SPOILERS GALORE. George (Ernö Verebes) is a handsome young man who closes up his villa to go away on holiday. Due to the confusion of George's bumbling manservant Janos, the estate agents list George's villa for sale ... to be let furnished, as George's possessions are still on the premises. Several potential buyers show up, including young ladies Annie and Terry and a guy named Tivadar. Also among those present are a couple of crooks whose real plan is to burgle the joint.

George comes home unexpectedly, but can't find his latchkey. Does he ring the bell so Janos can let him in? No; he climbs in through the window. The two crooks witness this, and naturally they assume he's a burglar. Rather less plausibly, they decide to go shares with him, recruiting George to burgle his own residence. (This reminded me of a similar plot twist in 'The Amazing Quest of Ernest Bliss', a much better film than this one.)

Well, the whole movie is knee-deep in goulash. I had difficulty following the plot, which has lots of talk and not much action. One of the potential buyers of the villa (played by Laszlo Keleti) apparently has some sort of speech impediment, because he keeps pulling faces every time he speaks ... but it can't be a spastic problem, because he's normal enough when he isn't talking. As I screened a dubbed print, I can't be sure if the speech impediment was in the original Hungarian film, or if it was added by the German distributor to make the movie funnier. Either way, it doesn't work. I seldom find speech impediments funny.

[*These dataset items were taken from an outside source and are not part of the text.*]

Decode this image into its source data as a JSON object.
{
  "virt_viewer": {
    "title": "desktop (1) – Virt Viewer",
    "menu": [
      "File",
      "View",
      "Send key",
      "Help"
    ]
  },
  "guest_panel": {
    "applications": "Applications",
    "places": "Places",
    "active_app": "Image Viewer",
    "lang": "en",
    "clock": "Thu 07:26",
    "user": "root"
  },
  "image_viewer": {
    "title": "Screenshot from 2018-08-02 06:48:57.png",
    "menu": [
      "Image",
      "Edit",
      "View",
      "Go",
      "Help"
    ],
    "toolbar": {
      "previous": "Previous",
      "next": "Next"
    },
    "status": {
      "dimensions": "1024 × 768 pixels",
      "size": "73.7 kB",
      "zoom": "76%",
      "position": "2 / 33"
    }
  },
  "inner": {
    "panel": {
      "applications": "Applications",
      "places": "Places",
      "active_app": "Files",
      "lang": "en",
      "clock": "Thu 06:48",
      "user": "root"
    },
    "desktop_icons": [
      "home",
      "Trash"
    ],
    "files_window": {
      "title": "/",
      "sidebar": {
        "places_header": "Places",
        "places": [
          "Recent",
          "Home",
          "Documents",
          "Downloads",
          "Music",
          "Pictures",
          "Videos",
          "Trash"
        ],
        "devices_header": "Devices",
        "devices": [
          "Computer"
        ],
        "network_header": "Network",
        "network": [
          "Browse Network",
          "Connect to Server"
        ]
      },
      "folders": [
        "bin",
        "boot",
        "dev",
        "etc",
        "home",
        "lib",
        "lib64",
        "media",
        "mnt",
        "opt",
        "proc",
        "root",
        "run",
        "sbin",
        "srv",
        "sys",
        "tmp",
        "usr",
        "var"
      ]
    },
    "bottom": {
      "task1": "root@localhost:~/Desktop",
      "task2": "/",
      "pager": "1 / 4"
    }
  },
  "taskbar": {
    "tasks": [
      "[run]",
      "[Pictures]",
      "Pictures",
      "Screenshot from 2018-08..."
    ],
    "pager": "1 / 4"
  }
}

There's some singing (left undubbed, so I heard this in the original Magyar instead of German), and the plot ends with a double wedding: George marries blonde Terry, and Tivadar wives it with brunette Annie. I stopped caring after the third reel, and I speed-cranked most of this. The camera angles are bad, the photography's dark, and the shot-matching is execrable. However, as I viewed a print that deviated significantly from the original film, I shan't rate this mess.